Itsu first came to attention in the investigation into Litvinenko's murder because of a meeting he held there with Italian contact Mario Scaramella on Nov. 1, the day the Russian fell violently ill.
But the BBC said radioactive contamination discovered there by investigators was in a different part of the restaurant from where Litvinenko and Scaramella were sitting.
It said the traces were "most likely" at the seats where Litvinenko had met two Russian businessmen, Andrei Lugovoi and Dmitri Kovtun, at Itsu on Oct. 16.
Scaramella told the Panorama programme, due to be broadcast on Monday evening: "I know they closed (the restaurant) because they found the polonium, but (it) seems it was not in the place where we (were) seated. So lots of things must be clarified. Where we (were) seated there is no polonium."
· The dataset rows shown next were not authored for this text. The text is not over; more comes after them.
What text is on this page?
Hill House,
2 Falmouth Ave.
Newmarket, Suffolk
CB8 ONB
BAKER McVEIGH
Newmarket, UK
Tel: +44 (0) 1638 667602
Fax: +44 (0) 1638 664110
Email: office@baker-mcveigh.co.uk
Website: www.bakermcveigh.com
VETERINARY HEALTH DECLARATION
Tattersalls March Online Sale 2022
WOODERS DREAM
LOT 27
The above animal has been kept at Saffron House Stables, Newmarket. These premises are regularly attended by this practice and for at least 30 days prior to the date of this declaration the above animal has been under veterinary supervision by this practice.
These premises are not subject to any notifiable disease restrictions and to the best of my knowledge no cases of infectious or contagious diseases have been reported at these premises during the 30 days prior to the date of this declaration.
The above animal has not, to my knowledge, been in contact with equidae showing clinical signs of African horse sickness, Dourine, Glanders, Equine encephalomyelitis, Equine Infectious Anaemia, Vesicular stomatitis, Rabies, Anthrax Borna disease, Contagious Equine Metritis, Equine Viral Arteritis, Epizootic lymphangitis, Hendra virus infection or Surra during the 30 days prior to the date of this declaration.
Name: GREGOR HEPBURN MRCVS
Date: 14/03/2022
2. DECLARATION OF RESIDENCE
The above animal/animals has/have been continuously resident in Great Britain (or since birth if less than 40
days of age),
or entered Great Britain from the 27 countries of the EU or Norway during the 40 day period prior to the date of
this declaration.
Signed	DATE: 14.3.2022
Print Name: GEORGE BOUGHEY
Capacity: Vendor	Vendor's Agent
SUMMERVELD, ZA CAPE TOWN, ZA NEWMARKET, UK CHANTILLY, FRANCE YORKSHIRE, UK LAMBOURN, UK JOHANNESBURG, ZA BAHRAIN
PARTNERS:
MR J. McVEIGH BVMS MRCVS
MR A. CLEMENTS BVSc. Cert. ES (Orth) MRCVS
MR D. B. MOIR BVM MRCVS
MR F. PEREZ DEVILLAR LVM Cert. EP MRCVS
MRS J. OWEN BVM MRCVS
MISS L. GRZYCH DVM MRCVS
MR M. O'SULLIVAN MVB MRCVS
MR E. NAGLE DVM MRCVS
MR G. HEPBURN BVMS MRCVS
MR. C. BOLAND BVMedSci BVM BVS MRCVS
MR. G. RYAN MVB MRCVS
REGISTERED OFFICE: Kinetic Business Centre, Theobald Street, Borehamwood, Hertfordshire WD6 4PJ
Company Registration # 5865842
The murder of Litvinenko, a former security agent who had become an outspoken dissident and Kremlin critic in exile, has developed into the most mysterious and gripping espionage case since the Cold War.
The case has strained relations between Britain and Russia, with the Kremlin dismissing as ridiculous a deathbed statement by Litvinenko blaming President Vladimir Putin for his murder.
Lugovoi and Kovtun also met Litvinenko at London's Millennium Hotel on Nov. 1. Traces of radiation have been found there too, and eight staff and at least three guests of the hotel have tested positive for small doses of polonium.
Both the Russians strongly deny involvement in Litvinenko's death and have themselves received treatment at a Moscow hospital, although details of their state of health are unclear.
In the Panorama programme, Litvinenko's wife, Marina, became the latest of several people close to him to voice their suspicions he received the fatal polonium dose in a cup of tea he drank with his Russian contacts in a room at the Millennium.
The Times newspaper yesterday quoted Litvinenko's friend, former KGB agent Oleg Gordievsky, as saying the tea was made by a man introduced to Litvinenko as Vladislav.
Litvinenko believed "the water from the kettle was only lukewarm and that the polonium 210 was added, which heated the drink through radiation so he had a hot cup of tea. The poison would have showed up in a cold drink", Gordievsky said.
The Times said British police suspected "Vladislav" of being the killer. It said he arrived in London from Hamburg on Nov. 1 on the same flight as Kovtun, and his image had been recorded by security cameras at Heathrow airport on arrival.
Scotland Yard police declined to comment, saying they would not discuss details of the investigation.